杏華の慢心
日常と言うのは変わることなく過ぎていく。そう思っていたのが一週間前の杏華だ。
そして数日前には、その感想は大きく変動し、そして今、日常とは戻って来るべき日々を示しているのだと教わった。
「やぁああ!」
「一本っ!」
――だからだろう。この日の杏華は祐人と朝早くから学校へと向かい、久々に剣道部に顔を出すことに決めた。
この三年間変わらずに過ごした、家以外の日常を示すものとは、やはり学校生活――そこにおいて最も情熱を注いだのは部活動に他ならなかったからだ。
久々に顔を出した人気者だけあって、杏華の周囲には人が集まり、溜まっていた欲求をぶつけるように女子部員が教えを乞う。それがいつしか「実戦が一番っ!」という流れとなり、杏華は五人目の部員の太刀筋を見つつ、一本を取っていった。
「――あなたは脇が甘いわ。幾つか打ち合うと、力がこもって脇が開きやすくなってるの。何度打ち込まれても、基本を忘れないようにさえすれば守りは大丈夫よ」
打ち取った相手に塩を送り終えると、後に控えていた少女と再び打ち合い、アドバイスを送る。これを何度も繰り返し、集中力が切れていくと、自然と和樹のことが思い浮かんだ。

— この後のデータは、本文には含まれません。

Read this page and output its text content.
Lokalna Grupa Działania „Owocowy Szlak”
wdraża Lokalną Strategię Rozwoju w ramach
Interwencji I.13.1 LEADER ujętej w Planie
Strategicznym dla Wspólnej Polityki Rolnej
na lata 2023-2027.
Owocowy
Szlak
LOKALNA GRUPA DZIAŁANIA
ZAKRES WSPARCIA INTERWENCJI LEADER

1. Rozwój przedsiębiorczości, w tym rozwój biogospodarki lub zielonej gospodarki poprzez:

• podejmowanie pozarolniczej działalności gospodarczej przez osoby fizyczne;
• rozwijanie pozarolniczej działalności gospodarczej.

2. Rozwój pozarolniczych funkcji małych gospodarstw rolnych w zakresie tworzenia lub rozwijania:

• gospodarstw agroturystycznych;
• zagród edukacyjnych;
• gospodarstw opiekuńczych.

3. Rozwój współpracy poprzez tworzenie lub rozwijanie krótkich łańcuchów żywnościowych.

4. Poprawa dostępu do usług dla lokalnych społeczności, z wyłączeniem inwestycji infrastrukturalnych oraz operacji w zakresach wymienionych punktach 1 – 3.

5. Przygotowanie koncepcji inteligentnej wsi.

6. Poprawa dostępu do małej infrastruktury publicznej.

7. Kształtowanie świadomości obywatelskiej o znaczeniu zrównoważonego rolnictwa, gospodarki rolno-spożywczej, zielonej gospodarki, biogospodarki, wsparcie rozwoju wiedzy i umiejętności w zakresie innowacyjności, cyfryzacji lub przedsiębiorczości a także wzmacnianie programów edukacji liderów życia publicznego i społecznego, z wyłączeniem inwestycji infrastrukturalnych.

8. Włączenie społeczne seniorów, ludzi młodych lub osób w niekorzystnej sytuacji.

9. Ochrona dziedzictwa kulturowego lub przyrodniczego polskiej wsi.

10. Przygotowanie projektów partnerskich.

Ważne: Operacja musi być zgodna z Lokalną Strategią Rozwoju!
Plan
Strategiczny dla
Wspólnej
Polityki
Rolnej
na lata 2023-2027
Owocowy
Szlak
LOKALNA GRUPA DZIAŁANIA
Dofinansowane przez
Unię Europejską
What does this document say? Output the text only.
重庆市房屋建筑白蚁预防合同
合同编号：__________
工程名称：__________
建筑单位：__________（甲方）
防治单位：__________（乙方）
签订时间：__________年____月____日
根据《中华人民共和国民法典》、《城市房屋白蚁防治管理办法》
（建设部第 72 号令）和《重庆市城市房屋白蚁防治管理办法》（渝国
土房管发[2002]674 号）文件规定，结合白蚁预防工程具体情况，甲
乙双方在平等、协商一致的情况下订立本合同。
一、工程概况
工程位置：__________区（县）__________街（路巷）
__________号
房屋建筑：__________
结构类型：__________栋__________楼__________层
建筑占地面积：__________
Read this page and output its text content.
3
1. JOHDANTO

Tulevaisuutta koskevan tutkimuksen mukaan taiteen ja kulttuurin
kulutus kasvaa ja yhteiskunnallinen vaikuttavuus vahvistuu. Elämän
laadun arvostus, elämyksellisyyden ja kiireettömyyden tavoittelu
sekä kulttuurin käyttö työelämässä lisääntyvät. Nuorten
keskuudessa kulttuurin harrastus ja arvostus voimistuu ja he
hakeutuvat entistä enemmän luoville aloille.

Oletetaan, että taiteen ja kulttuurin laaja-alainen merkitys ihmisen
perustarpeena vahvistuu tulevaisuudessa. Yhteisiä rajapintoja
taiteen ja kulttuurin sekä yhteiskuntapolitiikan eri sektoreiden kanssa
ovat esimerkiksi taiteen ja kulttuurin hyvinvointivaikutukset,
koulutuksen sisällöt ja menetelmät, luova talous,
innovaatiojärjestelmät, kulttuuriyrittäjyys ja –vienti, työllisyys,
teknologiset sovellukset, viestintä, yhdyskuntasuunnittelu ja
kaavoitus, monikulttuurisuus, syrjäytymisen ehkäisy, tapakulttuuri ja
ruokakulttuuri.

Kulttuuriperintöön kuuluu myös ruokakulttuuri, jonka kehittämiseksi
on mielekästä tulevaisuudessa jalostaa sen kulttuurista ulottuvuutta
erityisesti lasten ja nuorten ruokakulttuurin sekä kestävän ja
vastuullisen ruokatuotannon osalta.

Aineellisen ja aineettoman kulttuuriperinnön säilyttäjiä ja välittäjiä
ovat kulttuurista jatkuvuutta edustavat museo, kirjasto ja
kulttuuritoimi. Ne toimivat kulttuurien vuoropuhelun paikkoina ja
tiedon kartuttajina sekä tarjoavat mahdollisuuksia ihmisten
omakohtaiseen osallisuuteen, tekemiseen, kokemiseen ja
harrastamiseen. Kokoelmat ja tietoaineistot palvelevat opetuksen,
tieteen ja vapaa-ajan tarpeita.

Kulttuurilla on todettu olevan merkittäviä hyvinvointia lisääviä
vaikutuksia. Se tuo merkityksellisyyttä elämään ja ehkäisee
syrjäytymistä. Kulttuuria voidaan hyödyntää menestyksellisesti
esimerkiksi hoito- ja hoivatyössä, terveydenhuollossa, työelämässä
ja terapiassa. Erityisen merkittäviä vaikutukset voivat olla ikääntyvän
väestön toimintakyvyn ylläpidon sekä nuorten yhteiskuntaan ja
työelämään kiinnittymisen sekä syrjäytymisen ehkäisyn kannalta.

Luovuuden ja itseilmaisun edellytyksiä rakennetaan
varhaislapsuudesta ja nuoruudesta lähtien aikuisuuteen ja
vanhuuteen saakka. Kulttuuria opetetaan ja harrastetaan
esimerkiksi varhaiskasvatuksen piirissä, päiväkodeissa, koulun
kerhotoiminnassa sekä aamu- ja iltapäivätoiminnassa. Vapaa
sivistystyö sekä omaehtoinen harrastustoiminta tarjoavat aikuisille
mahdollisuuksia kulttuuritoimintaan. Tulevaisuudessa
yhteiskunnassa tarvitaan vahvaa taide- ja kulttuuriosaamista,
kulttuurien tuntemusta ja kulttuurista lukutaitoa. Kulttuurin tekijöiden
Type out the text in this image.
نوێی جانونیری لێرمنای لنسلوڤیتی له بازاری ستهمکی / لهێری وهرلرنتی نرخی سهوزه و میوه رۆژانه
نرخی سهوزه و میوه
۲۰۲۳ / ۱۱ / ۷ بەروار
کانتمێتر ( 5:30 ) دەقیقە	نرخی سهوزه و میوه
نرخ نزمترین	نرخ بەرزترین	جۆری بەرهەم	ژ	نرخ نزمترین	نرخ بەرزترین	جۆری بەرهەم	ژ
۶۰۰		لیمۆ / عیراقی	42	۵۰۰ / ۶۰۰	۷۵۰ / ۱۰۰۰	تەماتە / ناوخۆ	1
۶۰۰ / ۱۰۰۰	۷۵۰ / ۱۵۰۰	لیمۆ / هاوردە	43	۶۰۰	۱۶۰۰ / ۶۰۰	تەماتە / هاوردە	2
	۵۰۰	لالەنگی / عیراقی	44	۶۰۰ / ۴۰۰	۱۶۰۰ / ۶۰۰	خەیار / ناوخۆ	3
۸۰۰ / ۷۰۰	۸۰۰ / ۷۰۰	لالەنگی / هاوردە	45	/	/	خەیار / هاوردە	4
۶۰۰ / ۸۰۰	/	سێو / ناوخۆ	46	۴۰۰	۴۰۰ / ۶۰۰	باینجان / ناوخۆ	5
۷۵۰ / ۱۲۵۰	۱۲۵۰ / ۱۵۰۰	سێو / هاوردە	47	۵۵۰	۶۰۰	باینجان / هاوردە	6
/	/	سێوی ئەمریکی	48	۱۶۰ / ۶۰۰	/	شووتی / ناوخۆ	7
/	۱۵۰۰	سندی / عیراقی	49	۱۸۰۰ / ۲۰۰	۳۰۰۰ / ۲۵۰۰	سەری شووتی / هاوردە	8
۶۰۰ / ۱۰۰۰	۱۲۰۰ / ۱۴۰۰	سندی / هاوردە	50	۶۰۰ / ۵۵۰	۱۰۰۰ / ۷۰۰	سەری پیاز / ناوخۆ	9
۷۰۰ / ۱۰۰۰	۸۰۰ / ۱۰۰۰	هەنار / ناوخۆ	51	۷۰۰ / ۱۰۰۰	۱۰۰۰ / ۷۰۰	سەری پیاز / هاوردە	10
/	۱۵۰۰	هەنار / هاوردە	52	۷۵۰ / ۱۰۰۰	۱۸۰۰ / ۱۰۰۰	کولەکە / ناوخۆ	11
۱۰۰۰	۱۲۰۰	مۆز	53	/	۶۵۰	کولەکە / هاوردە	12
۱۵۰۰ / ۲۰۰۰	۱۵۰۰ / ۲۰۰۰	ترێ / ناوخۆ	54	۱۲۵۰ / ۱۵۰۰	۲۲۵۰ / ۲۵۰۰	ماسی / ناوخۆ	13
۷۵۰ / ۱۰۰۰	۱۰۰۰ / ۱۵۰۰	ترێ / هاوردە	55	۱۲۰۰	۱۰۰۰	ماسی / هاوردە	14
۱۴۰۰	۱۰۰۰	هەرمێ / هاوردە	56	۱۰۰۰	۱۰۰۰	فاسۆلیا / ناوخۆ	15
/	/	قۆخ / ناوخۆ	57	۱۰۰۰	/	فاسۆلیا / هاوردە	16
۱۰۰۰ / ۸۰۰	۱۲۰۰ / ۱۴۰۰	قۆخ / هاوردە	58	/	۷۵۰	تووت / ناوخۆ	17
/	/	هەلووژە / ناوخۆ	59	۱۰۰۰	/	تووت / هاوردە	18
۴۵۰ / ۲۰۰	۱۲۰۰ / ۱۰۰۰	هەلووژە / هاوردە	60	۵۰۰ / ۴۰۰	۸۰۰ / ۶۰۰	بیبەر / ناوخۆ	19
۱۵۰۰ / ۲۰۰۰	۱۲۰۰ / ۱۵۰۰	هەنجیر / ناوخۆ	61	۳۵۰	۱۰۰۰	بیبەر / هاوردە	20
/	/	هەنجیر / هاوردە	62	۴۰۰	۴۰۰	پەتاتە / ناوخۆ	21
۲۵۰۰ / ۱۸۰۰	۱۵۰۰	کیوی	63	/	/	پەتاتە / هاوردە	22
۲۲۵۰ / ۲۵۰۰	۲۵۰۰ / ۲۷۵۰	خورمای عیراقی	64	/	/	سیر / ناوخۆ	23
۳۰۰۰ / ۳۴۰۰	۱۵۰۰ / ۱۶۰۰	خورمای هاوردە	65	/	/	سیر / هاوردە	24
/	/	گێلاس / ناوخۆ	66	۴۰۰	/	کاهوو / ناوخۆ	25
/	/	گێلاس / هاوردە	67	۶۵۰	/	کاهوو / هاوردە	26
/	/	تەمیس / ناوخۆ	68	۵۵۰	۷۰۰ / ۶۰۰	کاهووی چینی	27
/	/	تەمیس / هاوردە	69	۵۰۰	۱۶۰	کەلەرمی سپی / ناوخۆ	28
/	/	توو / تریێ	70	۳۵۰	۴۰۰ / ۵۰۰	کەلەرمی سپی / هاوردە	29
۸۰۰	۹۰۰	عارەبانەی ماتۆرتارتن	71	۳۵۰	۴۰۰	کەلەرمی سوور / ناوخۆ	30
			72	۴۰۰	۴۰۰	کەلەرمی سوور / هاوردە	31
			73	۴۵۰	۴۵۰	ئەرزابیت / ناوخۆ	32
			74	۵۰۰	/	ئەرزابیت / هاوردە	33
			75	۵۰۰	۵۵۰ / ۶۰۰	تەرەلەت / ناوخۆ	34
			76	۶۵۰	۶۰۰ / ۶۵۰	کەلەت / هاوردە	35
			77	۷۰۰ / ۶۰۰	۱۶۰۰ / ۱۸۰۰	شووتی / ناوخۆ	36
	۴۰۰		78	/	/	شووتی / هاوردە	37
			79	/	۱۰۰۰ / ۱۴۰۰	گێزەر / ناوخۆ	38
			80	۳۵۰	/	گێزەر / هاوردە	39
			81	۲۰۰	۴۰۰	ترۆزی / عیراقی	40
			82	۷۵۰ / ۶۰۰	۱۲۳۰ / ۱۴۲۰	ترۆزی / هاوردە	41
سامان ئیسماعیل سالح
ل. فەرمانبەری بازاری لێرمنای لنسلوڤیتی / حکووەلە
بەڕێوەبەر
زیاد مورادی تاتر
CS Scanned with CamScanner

――そういえば、山を走るとか言っていたっけ、あいつ。結構、体を鍛えることに貪欲みたいね……。
「やぁあああ!」
ばしんっ! と、頭を衝撃が襲い、視界が左右にぶれて、思考が白く染まる。
「え……?」
「面あり!」
どうやら考え事をしていた為に、有効打撃を受けたようだ。
呆けた表情で向かい合う部員――燐を見ると、有効を取った燐自身も実感がわかない、と言う表情をしていた。
「杏華、先輩……」
「……やるわね、燐?」
――いけない、いけない。朝の鍛錬は何のためだ。きちんと集中を保たせるためだろう?
杏華は気を引き締めると、防具に隠れた表情を僅かに笑ませて、竹刀を構えた。
先ほどまで感じなかった、畳の目の荒れた感覚が、小窓から流れる空気の音が、周囲の部員の動く気配が、確かに杏華を包み込む。
「けど、もう打たせないわよ」
それきり余計な考え事は杏華の中から追い立てられ、あるいは邪魔にならないように正座でなりを潜めて、朝の練習試合は続いた。
後にも先にも、部内で杏華が女子相手に有効を取られたのはこれが初めてだった。